Prematurity affects my son, my husband, my parents, my in-laws, my aunts, my uncles, my grandparents, my siblings. They have not only watched us experience this world of prematurity, they themselves have had to experience watching their granddaughter, or niece or cousin or friend go through the experience of prematurity.

Prematurity affects you.

So what are you going to do about it?

Join with us in celebrating World Prematurity Day.

Visit you local NICU, take the nurses some food and give them hug from me. Tell them how much they mean to the families who are affected by prematurity.

Support the March of Dimes. Research from the MOD provides insights that are invaluable to helping preemies survive.

But survival is not just for preemies, parents need help surviving as well. Support other foundations such as Graham’s Foundation, and Friends of Maddie, both of which support families by giving care packages to parents of preemies.
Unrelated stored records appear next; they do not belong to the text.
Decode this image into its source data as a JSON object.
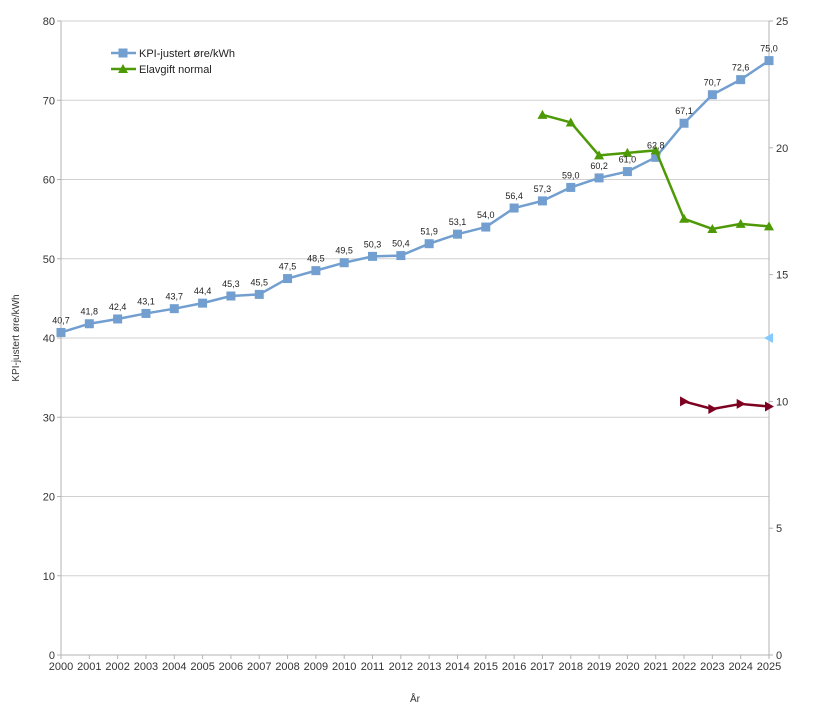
{
  "chart_data": {
    "type": "line",
    "title": "",
    "xlabel": "År",
    "ylabel": "KPI-justert øre/kWh",
    "ylim": [
      0,
      80
    ],
    "y2lim": [
      0,
      25
    ],
    "yticks": [
      0,
      10,
      20,
      30,
      40,
      50,
      60,
      70,
      80
    ],
    "y2ticks": [
      0,
      5,
      10,
      15,
      20,
      25
    ],
    "grid": true,
    "legend_position": "top-left-inside",
    "categories": [
      "2000",
      "2001",
      "2002",
      "2003",
      "2004",
      "2005",
      "2006",
      "2007",
      "2008",
      "2009",
      "2010",
      "2011",
      "2012",
      "2013",
      "2014",
      "2015",
      "2016",
      "2017",
      "2018",
      "2019",
      "2020",
      "2021",
      "2022",
      "2023",
      "2024",
      "2025"
    ],
    "series": [
      {
        "name": "KPI-justert øre/kWh",
        "axis": "left",
        "color": "#729fcf",
        "marker": "square",
        "show_labels": true,
        "values": [
          40.7,
          41.8,
          42.4,
          43.1,
          43.7,
          44.4,
          45.3,
          45.5,
          47.5,
          48.5,
          49.5,
          50.3,
          50.4,
          51.9,
          53.1,
          54.0,
          56.4,
          57.3,
          59.0,
          60.2,
          61.0,
          62.8,
          67.1,
          70.7,
          72.6,
          75.0
        ]
      },
      {
        "name": "Elavgift normal",
        "axis": "right",
        "color": "#4e9a06",
        "marker": "triangle-up",
        "show_labels": false,
        "values": [
          null,
          null,
          null,
          null,
          null,
          null,
          null,
          null,
          null,
          null,
          null,
          null,
          null,
          null,
          null,
          null,
          null,
          21.3,
          21.0,
          19.7,
          19.8,
          19.9,
          17.2,
          16.8,
          17.0,
          16.9
        ]
      },
      {
        "name": "",
        "axis": "right",
        "color": "#7e0021",
        "marker": "triangle-right",
        "show_labels": false,
        "in_legend": false,
        "values": [
          null,
          null,
          null,
          null,
          null,
          null,
          null,
          null,
          null,
          null,
          null,
          null,
          null,
          null,
          null,
          null,
          null,
          null,
          null,
          null,
          null,
          null,
          10.0,
          9.7,
          9.9,
          9.8
        ]
      },
      {
        "name": "",
        "axis": "right",
        "color": "#83caff",
        "marker": "triangle-left",
        "show_labels": false,
        "in_legend": false,
        "values": [
          null,
          null,
          null,
          null,
          null,
          null,
          null,
          null,
          null,
          null,
          null,
          null,
          null,
          null,
          null,
          null,
          null,
          null,
          null,
          null,
          null,
          null,
          null,
          null,
          null,
          12.5
        ]
      }
    ]
  }
}
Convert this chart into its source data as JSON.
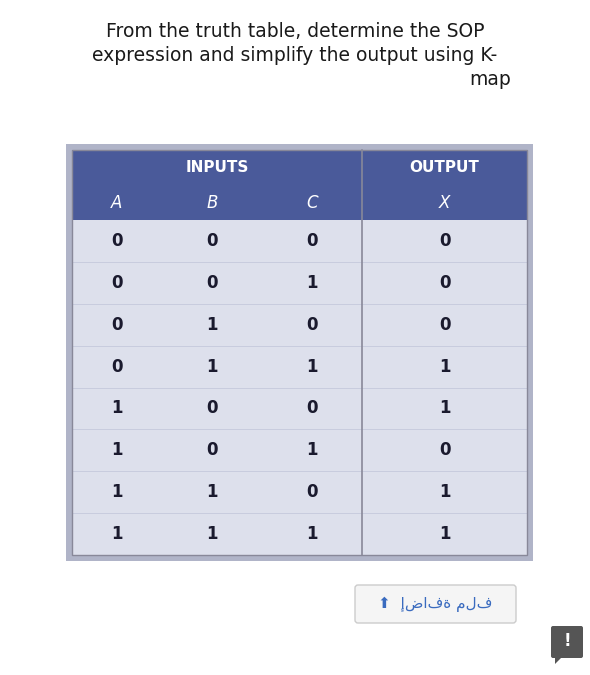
{
  "title_line1": "From the truth table, determine the SOP",
  "title_line2": "expression and simplify the output using K-",
  "title_line3": "map",
  "header_inputs": "INPUTS",
  "header_output": "OUTPUT",
  "col_headers": [
    "A",
    "B",
    "C",
    "X"
  ],
  "rows": [
    [
      0,
      0,
      0,
      0
    ],
    [
      0,
      0,
      1,
      0
    ],
    [
      0,
      1,
      0,
      0
    ],
    [
      0,
      1,
      1,
      1
    ],
    [
      1,
      0,
      0,
      1
    ],
    [
      1,
      0,
      1,
      0
    ],
    [
      1,
      1,
      0,
      1
    ],
    [
      1,
      1,
      1,
      1
    ]
  ],
  "header_bg": "#4a5a9a",
  "row_bg": "#dde0ec",
  "table_outer_bg": "#b0b4c8",
  "header_text_color": "#ffffff",
  "data_text_color": "#1a1a2e",
  "page_bg": "#ffffff",
  "card_bg": "#e8e8f0",
  "button_text": "↑ إضافة ملف",
  "button_color": "#3a6bbf",
  "title_fontsize": 13.5,
  "data_fontsize": 12
}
Make a donation to Miracle Babies, which helps provide financial aid to parents of children in the NICU. I know times are tough, but $20 really can change a parent’s life. Knowing that someone out there knows of their struggle can be the light that gets them through the day.

Donate a $15 gas card to your local NICU and have them give it to a family who drives a great distance to see their children. Ask your friends, family and co-workers to do the same.

But more than that, let’s start talking about this. Let’s make it a national and worldwide discussion. Let’s start fighting prematurity the same way we fight heart disease and breast cancer.

Sign up for Bloggers Unite, and on November 17, write a blog post on prematurity. If you have a premature child, share your experience. If you don’t, write about what it is like to watch someone else go through it. Every view point is valid. Write if you are angry, if you feel blessed, if you are confused and if you feel confident your child will be fine. Write if you have lost a child, and if your child has survived. Write if you work with preemies or if you have never even met one. Just write. Share the word. Spread the message.

In the amount of time it has taken you to read this, at least four children have been born prematurely. Four parents have watched their child taken away to be evaluated by a neonatologist. Some of those parents will hear that their child is perfectly fine, that all is well. Some may watch their children rushed to the NICU. Even still, some may hear that there is nothing else that can be done.

But there is something that can be done. We can unite. We can reach out, we can touch others and help them to know that they are not alone, not forgotten.

Don’t just read this and move on. This is your responsibility. This is your fight.

We have to be the ones to fight–because babies shouldn’t have to.